An F. Scott Fitzgerald biographer by the name of David Brown refers to America’s promotion of deviancy (my words) as “the great post Appomattox launch toward materialism.” I liked that line and was thinking about it as I left the boat early morning and walked into an almost perfect Greek village square for a coffee. There were some French people blabbering away with their usual hand gestures, Greeks discussing politics in high volume, and then an American couple, both quite attractive, each with a Mac in front of them and absolutely impervious to anyone or anything in their immediate surroundings. Talk about a launch toward materialism. These two never once looked up from their screens, remained totally glued and expressionless to that demon plastic or whatever screens are made of, and failed to look up even when a Greek woman got into a shouting match with an Austrian lady who had taken her chair. In the meantime they had occupied a table in the café that would have changed hands about three times if it weren’t for those two extremely annoying Americans. The owner of the café shrugged his shoulders when I told him to ask them to vacate the premises.

“I just stared at the Americans, wondering what had taken place to turn people like those two into soulless automatons.”
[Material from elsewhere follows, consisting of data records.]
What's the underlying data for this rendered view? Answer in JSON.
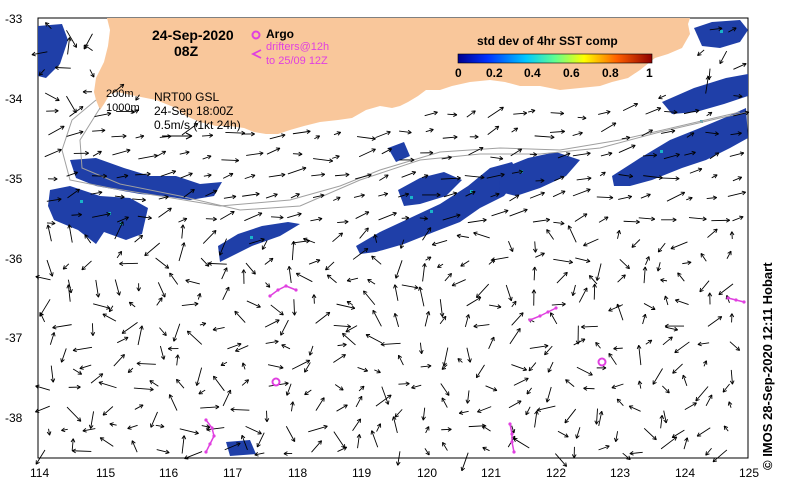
{
  "map": {
    "lon_range": [
      114,
      125
    ],
    "lat_range": [
      -38.5,
      -33
    ],
    "x_ticks": [
      "114",
      "115",
      "116",
      "117",
      "118",
      "119",
      "120",
      "121",
      "122",
      "123",
      "124",
      "125"
    ],
    "y_ticks": [
      "-33",
      "-34",
      "-35",
      "-36",
      "-37",
      "-38"
    ],
    "land_color": "#f9c79b",
    "sst_patch_color": "#1f3fa8",
    "sst_patch_color_light": "#19b4c9",
    "drifter_color": "#e040e0"
  },
  "header": {
    "date": "24-Sep-2020",
    "time": "08Z"
  },
  "legend": {
    "argo_label": "Argo",
    "drifters_label": "drifters@12h",
    "drifters_range": "to 25/09 12Z",
    "argo_icon": "circle-marker-icon",
    "drifter_icon": "chevron-marker-icon"
  },
  "info": {
    "depth_200": "200m",
    "depth_1000": "1000m",
    "product": "NRT00 GSL",
    "product_time": "24-Sep 18:00Z",
    "scale_label": "0.5m/s (1kt 24h)"
  },
  "colorbar": {
    "title": "std dev of 4hr SST comp",
    "ticks": [
      "0",
      "0.2",
      "0.4",
      "0.6",
      "0.8",
      "1"
    ]
  },
  "credit": "© IMOS 28-Sep-2020 12:11 Hobart"
}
Now, I know it’s none of my business, but this was hardly a launch toward materialism; it looked more like a storm, a typhoon of blind greed. Mind you, could they have been writing the great American novel? I doubt it and am willing to bet the boat I’m on that it was all about moola and nothing more. It was, to say the least, dehumanizing. Two tables away from them were three old Greek men, with their white mustaches and their caps, sort of leaning on their walking sticks. They each spoke in turn, with silences in between. Small children ran among the tables, women in black passed by without a glance, the French and Italians continued their singsong ways. I just stared at the Americans, wondering what had taken place to turn people like those two into soulless automatons. Was it arrogance, self-importance, or lack of understanding of our European culture? And then I thought of Yomi du Roi’s sister.

Yomi was my wife’s childhood and best friend until her recent death. She came from an extremely old and good family and was also very rich. Her sister, Princess de Merode, had the bad luck to be targeted by some hoods and have her Paris flat raided. She was tied up and asked where the jewels were. They addressed her in the informal “tu.” Her answer was short and to the point: “D’abord c’est ‘vous,’ ensuite c’est ‘madame.’” (“To begin with you address me in the plural. After that it is ‘madame.’”) And the bad guys followed her instructions, addressed her in the formal “vous,” and left with all the loot after untying her. Now, that’s what I call sticking with protocol despite the inconvenience.

What does this have to do with that provocative display of ethnicity by two Americans clicking away at their damned machines in the middle of a beautiful square, oblivious to everything but the mouse? Nothing, I guess, because the past means nothing to them, whereas the Parisian hoods robbed but respected the authority conveyed by the princess.

And now to matters nautical. If God granted me one wish it would be the ban of the world’s most useless item, the Jet Ski. People with a lower IQ than their age master the device on the first try. All it does is pollute and annoy with its noise, and it also kills swimmers and fish alike. Horrible superyachts carry them, and even more horrible people use them nonstop. No bay is safe from these pests and the morons who use them. Please, God, grant me my wish before I shoot one of these pests and end up in the pokey.

Sailing from the edge of Christendom that is Patmos and heading west, we hit very high winds and extremely rough seas. My son, a great sailor, and the crew put up a storm jib and the mainsail, and battled angry waves all day. I watched the sea crashing on the bow, like something only Poseidon would allow. Thinking back, I haven’t sailed through such a storm since crossing the Strait of Messina in 1971 on my first Bushido. That was 51 years ago, and we had a knockdown and a sailor went through the skylight and a Soviet troop ship going by whistled at the blonde who was panicking on board. This time around it was all family and everything was hunky-dory and I had to drink a bottle of white and half a bottle of vodka to finally get a buzz. A wife, a granddaughter, and a son on board do not for a dramatic cruise make. We finally made it past the center of the storm and on to Skinousa, a charming isle inhabited by around 200 people, one taxi, a few wonderful tavernas, and a very pretty Albanian waitress posing as a Greek that my Romeo son immediately went after. There were a few horrors anchored in the bay, triple-decked refrigerator-looking superyachts, probably heading for Mykonos and taking refuge. I left early and headed for Paros, Kea, and then Koronis. We’ve survived winds that would rip the horns off a cuckold (a French expression), and we’re in a very good mood because Romeo failed with Juliet hence he’ll stick to crewing.